# 2008 Tournament Schedules



## HOTTFINGER (Apr 14, 2004)

Anyone know of a "master list" of Ohio Bass tournaments for 2008? For the past several years, I have used the COTAA sight but aparently it has been disabled. Please help----our small club likes to avoid crossing paths with the bigger groups.


----------



## Jignpig (Jul 2, 2007)

Here's a site that I've found thats got quite a few of the bigger trail schedules for Ohio. Hope its a help. Tightlines.

http://www.ohiobassangler.com/mycustompage0012.htm

http://www.seoltt.com/seolttschedule.html


----------



## Nipididdee (Apr 19, 2004)

One quarter of the State and some xtras...
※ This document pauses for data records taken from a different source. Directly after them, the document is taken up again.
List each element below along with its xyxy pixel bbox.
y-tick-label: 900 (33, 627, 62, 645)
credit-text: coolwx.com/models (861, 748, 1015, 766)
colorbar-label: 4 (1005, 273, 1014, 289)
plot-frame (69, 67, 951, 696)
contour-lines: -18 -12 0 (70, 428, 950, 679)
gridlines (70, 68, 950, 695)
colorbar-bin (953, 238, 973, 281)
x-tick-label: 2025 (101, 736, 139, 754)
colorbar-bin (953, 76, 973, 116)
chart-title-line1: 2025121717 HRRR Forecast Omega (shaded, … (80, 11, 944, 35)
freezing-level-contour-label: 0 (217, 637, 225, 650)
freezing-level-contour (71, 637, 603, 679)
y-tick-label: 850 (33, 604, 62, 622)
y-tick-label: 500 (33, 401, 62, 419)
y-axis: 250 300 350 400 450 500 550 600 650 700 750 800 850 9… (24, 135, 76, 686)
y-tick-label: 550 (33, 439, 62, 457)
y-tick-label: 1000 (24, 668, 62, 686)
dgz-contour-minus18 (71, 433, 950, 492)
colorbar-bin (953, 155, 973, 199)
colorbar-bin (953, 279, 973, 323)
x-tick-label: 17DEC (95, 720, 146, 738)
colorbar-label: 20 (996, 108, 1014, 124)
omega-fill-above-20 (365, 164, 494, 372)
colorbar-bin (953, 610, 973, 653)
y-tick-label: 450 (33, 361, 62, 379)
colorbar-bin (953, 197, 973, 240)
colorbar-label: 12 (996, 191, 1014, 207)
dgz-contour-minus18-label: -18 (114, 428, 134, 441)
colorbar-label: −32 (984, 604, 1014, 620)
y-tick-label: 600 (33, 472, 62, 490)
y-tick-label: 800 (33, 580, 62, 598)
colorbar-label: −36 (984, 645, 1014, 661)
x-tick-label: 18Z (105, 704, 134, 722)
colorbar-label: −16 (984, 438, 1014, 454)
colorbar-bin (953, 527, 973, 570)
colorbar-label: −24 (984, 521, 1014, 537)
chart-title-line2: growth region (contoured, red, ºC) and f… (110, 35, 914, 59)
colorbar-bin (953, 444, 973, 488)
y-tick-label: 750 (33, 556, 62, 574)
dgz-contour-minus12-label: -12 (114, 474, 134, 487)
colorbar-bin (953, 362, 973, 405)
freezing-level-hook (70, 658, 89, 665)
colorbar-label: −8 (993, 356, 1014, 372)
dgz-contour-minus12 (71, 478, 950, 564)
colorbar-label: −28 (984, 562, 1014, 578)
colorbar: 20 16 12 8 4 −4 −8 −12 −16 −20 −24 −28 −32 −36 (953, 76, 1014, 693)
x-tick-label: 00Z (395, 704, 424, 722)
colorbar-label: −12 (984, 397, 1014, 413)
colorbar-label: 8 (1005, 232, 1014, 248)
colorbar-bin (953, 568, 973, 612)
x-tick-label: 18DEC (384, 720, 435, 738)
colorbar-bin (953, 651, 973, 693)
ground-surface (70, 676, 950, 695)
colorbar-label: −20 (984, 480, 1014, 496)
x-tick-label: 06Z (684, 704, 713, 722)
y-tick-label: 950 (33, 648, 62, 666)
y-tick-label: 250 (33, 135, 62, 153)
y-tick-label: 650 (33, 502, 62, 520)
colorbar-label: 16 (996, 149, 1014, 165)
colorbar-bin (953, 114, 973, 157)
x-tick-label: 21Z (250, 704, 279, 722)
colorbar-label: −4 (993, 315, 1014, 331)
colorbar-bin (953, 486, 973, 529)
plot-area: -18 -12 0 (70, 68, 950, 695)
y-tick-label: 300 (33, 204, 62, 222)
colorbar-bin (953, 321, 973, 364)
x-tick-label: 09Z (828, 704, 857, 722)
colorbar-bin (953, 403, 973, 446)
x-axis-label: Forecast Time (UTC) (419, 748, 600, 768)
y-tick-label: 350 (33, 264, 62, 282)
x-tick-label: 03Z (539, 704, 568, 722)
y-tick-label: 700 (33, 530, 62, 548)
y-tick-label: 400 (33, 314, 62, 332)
http://www.dobass.com/2002schedules.html

nip


----------



## HOTTFINGER (Apr 14, 2004)

Thanks to the responders. This will help. I sure miss COTAA. Anyone know what happened to them?


----------



## alumking (Feb 27, 2006)

Steve Kirby has got out of running tournaments(cotaa)so your best bet is www.ohiobassangler.com be sure if you have a circuits dates for 2008 e mail brian on ohio bass angler and he will post it. Brian does a fantastic job as well. Also any opens can be posted as well.


----------